For borrowers, this is tough news. The rise in mortgage rates means hundreds of dollars more in monthly home loan payments, which can add up to tens or even hundreds of thousands more dollars spent over the course of the loan.
Why Are Buyers of Newly Built Homes Vulnerable to Mortgage Rate Increases?
Mortgage rate increases are difficult for all homebuyers. But buyers of newly built homes pay the heftiest financial price when mortgage rates rise.
Traditionally, new home buyers sign a contract and pay a deposit several months before their home is ready. The time between signing a contract and moving into a new home has recently expanded even further – sometimes by up to a full year – due to lingering supply chain issues and building delays. Buyers of existing homes, on the other hand, typically sign a contract and pay a deposit shortly before their deal closes.
This means that the risk of being burned by rising interest rates is especially acute for new home buyers. Just consider a buyer who paid a deposit on a new home last summer, with the expectation of moving in by June 2022. A year ago, that buyer’s loan estimate had an interest rate under 3%. Now, mortgage rates are well above 5%, meaning that monthly mortgage payments will be hundreds of dollars higher than initially anticipated. And walking away from the deal is an unappetizing option – usually, buyers who do so sacrifice their initial deposit.
How Can Buyers of New Homes Approach Rising Interest Rates?
Clearly, agreeing to a contract on a newly built home involves an element of risk. But buyers – including your clients – can explore strategies that insulate them from further mortgage rate hikes and increased borrowing costs.
The most common tactic to blunt the effects of rising interest rates is agreeing to a mortgage rate lock. With a mortgage rate lock, buyers lock in a specific mortgage rate, in exchange for what is usually a few hundred dollar fee.
Mortgage rate locks usually come in 30, 45, or 90 day increments, but buyers can also agree to nine-month or 12-month rate locks if they agree to a price above the current 30-year fixed interest rate.
For buyers of newly-built homes, a longer rate lock may make sense. Since mortgage rates are expected to be much higher in six months or a year, agreeing to a longer-term rate lock can save borrowers tens of thousands dollars over the course of a home loan.
In addition, new home buyers can navigate interest rate hikes by considering an adjustable-rate mortgage (ARM), or purchasing discount points on their mortgage.

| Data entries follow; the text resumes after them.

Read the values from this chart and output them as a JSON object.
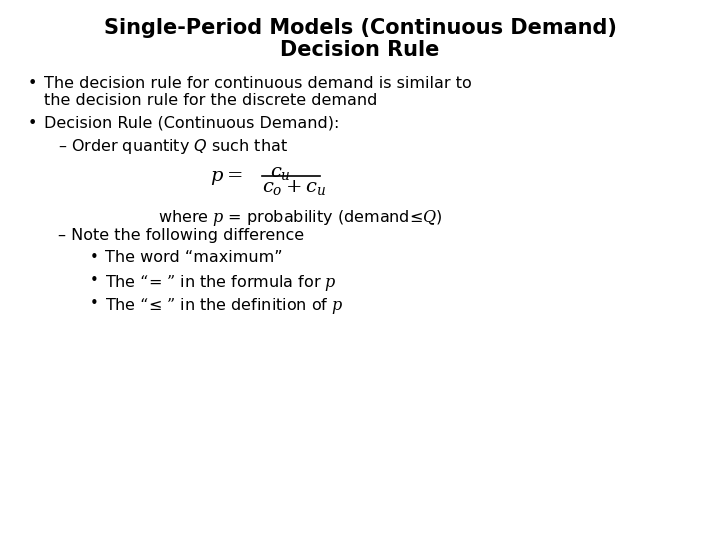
{
  "title_line1": "Single-Period Models (Continuous Demand)",
  "title_line2": "Decision Rule",
  "background_color": "#ffffff",
  "text_color": "#000000",
  "title_fontsize": 15,
  "body_fontsize": 11.5,
  "formula_fontsize": 14,
  "bullet1_line1": "The decision rule for continuous demand is similar to",
  "bullet1_line2": "the decision rule for the discrete demand",
  "bullet2": "Decision Rule (Continuous Demand):",
  "sub1": "– Order quantity $\\mathit{Q}$ such that",
  "where_line": "where $\\mathit{p}$ = probability (demand≤$\\mathit{Q}$)",
  "sub2": "– Note the following difference",
  "sub_bullet1": "The word “maximum”",
  "sub_bullet2": "The “= ” in the formula for $\\mathit{p}$",
  "sub_bullet3": "The “≤ ” in the definition of $\\mathit{p}$"
}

An ARM offers buyers an initial 5, 7, or ten-year rate that’s significantly lower than a standard 30-year mortgage. In return, buyers agree to pay a much higher interest rate once this “teaser” rate expires.
ARMs generally make the most sense for buyers who plan to sell their home within the span of their “teaser” period. If your clients are purchasing a newly-built starter home, or are convinced they will be able to refinance their rate in the future, an ARM may be a worthy choice.
Discount points are fees a buyer pays to reduce their mortgage interest rate and monthly payment. For buyers who plan to stay in their new home for the long-term, discount points can pay off, as the price to “buy down” the interest rate is eclipsed by monthly savings on the mortgage.
Overall, buyers of newly-built homes must be aware that rising interest rates and borrowing costs have the potential to blow their budget and cost them their dream home – so having a plan to deal with rising rates is a must.